Traversé par un humour léger et délicieux, Licorice Pizza offre des rôles secondaires à mourir de rire, de Sean Penn en vieil acteur ronflant à Bradley Cooper en amant-coiffeur accroc au sexe.
Mais si Licorice Pizza parvient aussi facilement à toucher le cœur du spectateur et à retranscrire une époque où le prix du baril flambe et où la fin du monde n’arrive pas à détruire l’enthousiasme de la jeunesse, c’est aussi et surtout grâce aux deux acteurs principaux dirigés de main de maître par Paul Thomas Anderson. Deux acteurs au physique plutôt ordinaire et à la sincérité troublante. D’un côté Alana Haim, éclatante de jeunesse, qui parvient à gommer les années comme les embuches, de l’autre Cooper Hoffman, fils du regretté Philip Seymour Hoffman, génial beau-parleur plein d’acné et lumineux amoureux que rien n’arrête.

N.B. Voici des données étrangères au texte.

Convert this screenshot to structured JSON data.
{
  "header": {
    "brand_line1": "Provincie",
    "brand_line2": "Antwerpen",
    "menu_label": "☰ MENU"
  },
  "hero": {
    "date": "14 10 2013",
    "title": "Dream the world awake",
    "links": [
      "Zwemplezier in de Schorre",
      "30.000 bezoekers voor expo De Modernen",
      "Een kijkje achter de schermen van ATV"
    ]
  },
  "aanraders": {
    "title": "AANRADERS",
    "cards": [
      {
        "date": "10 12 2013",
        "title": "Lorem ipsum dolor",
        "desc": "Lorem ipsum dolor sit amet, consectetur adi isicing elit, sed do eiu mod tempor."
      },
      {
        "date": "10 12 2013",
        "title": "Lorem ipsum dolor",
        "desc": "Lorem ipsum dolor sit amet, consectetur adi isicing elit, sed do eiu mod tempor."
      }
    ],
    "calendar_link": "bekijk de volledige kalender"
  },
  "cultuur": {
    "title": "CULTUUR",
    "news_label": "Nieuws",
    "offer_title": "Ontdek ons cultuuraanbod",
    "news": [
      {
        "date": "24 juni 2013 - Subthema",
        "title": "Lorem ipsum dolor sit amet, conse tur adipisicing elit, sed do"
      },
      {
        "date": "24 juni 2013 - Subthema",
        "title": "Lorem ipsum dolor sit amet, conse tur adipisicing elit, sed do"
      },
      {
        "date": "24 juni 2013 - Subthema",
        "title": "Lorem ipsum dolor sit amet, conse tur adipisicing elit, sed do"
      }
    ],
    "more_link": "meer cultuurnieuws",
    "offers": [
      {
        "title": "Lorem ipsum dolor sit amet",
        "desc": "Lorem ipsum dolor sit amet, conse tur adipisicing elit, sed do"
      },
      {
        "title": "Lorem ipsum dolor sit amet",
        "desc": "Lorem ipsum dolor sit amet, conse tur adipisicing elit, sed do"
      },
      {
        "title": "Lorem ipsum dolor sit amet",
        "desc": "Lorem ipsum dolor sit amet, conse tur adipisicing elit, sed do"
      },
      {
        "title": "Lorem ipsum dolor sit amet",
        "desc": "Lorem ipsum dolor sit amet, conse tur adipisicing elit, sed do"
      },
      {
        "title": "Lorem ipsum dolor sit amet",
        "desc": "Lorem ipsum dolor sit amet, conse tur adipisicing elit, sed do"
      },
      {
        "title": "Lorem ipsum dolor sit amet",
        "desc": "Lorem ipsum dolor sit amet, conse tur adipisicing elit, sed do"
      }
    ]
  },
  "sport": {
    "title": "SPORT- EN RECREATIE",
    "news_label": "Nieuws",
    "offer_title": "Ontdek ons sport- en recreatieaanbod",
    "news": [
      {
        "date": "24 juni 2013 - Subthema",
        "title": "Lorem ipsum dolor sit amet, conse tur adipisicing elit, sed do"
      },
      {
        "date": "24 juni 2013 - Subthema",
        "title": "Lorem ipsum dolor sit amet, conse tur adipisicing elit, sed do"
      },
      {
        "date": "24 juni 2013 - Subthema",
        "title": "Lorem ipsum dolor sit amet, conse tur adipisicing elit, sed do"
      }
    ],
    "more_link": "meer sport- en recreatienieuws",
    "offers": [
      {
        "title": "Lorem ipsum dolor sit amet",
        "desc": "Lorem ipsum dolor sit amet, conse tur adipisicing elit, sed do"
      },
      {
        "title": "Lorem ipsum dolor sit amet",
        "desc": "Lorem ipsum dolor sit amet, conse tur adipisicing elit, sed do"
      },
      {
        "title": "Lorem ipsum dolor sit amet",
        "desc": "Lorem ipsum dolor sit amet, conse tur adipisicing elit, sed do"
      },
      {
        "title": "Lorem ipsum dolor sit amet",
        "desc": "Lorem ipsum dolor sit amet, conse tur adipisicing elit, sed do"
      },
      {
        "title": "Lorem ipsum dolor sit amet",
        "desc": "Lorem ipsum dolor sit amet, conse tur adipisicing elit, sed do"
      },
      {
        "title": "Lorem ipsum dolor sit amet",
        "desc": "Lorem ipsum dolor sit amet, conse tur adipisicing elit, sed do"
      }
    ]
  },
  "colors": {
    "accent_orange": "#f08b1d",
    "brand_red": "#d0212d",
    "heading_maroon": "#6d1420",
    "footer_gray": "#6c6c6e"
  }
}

C’est avec ces deux phares que Licorice Pizza emporte définitivement l’adhésion du public, prenant le contrepied des anti-héros récents des films de Paul Thomas Anderson, traversant une époque où la combine est roi, où l’avenir permet encore tout à qui ose.
Le long-métrage est une déclaration d’amour à l’adolescence, capturant cette période ô combien délicieuse et particulière qui va de la première rencontre au premier baiser, montrant les erreurs et les malentendus, les jalousies et les premiers gestes doux, le respect et les rires, finissant sur cette course de l’un vers l’autre, cette course pour aimer et pour vivre qui symbolise si bien une époque révolue où l’Amérique n’était pas qu’élections, stars insipides et crédit à la consommation, où l’Amérique savait encore rêver et aimer.
À nouveau, Paul Thomas Anderson séduit et surprend. Envolée la noirceur de ses précédents métrages et le héros misanthrope, avec Licorice Pizza, c’est un cinéma de fougue, d’amour et d’espoir qui s’offre au spectateur. Léger comme un waterbed, drôle et doucement sucré sur le palais, le film regarde l’adolescence avec espérance et amour, capturant l’infinité des possibles et la fouge de la jeunesse à l’image de ses héros qui se cherchent et se perdent…pour mieux se retrouver.